Pistorius will junge Erwachsene mit Online-Fragebogen für die Bundeswehr gewinnen

Pistorius will junge Erwachsene mit Online-Fragebogen für die Bundeswehr gewinnen
Bundesverteidigungsminister Boris Pistorius hat einen neuartigen Ansatz vorgeschlagen, um das Interesse junger Erwachsener an der Bundeswehr zu ermitteln.
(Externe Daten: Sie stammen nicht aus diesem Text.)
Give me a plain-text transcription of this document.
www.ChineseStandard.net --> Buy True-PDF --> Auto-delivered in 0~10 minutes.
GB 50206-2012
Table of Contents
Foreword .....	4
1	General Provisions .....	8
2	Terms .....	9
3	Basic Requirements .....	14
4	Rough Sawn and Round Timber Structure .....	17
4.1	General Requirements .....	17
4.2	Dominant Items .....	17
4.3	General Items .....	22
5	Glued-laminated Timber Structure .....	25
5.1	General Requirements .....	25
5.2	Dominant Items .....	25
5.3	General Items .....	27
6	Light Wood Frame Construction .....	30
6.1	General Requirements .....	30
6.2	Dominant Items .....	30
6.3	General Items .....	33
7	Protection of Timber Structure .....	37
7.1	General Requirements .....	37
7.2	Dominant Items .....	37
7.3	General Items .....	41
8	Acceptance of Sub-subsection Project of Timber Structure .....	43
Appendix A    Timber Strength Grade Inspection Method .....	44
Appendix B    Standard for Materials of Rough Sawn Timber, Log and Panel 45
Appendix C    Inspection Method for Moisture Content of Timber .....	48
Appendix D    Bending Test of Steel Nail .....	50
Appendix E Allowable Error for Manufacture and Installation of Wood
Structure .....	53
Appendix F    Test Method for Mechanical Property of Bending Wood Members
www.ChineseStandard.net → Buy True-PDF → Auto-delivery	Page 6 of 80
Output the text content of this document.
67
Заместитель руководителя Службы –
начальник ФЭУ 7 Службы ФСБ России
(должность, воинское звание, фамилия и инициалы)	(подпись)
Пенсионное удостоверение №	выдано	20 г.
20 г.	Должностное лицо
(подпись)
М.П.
Unterdessen führt die Bundeswehr ein neues, standardisiertes Grundausbildungsprogramm ein, mit dem Ziel, ihre Reihen zu vergrößern und die Reserve bis 2035 zu verdoppeln.
Pistorius regte einen Online-Fragebogen für alle 18-Jährigen an, um deren Bereitschaft für den Militärdienst zu erfassen. Dieser Vorschlag erfolgt vor dem Hintergrund, dass die Bundeswehr bis 2035 die Zahl der aktiven Soldaten auf 260.000 und die der Reservisten auf 200.000 erhöhen will. Die neue Grundausbildung, die am 1. Juli 2025 eingeführt wurde, dauert sechs Monate und findet an mehreren Standorten in Deutschland statt. Sie soll sicherstellen, dass alle Soldaten eine einheitliche Basisausbildung erhalten, bevor sie in spezialisierte Rollen wechseln.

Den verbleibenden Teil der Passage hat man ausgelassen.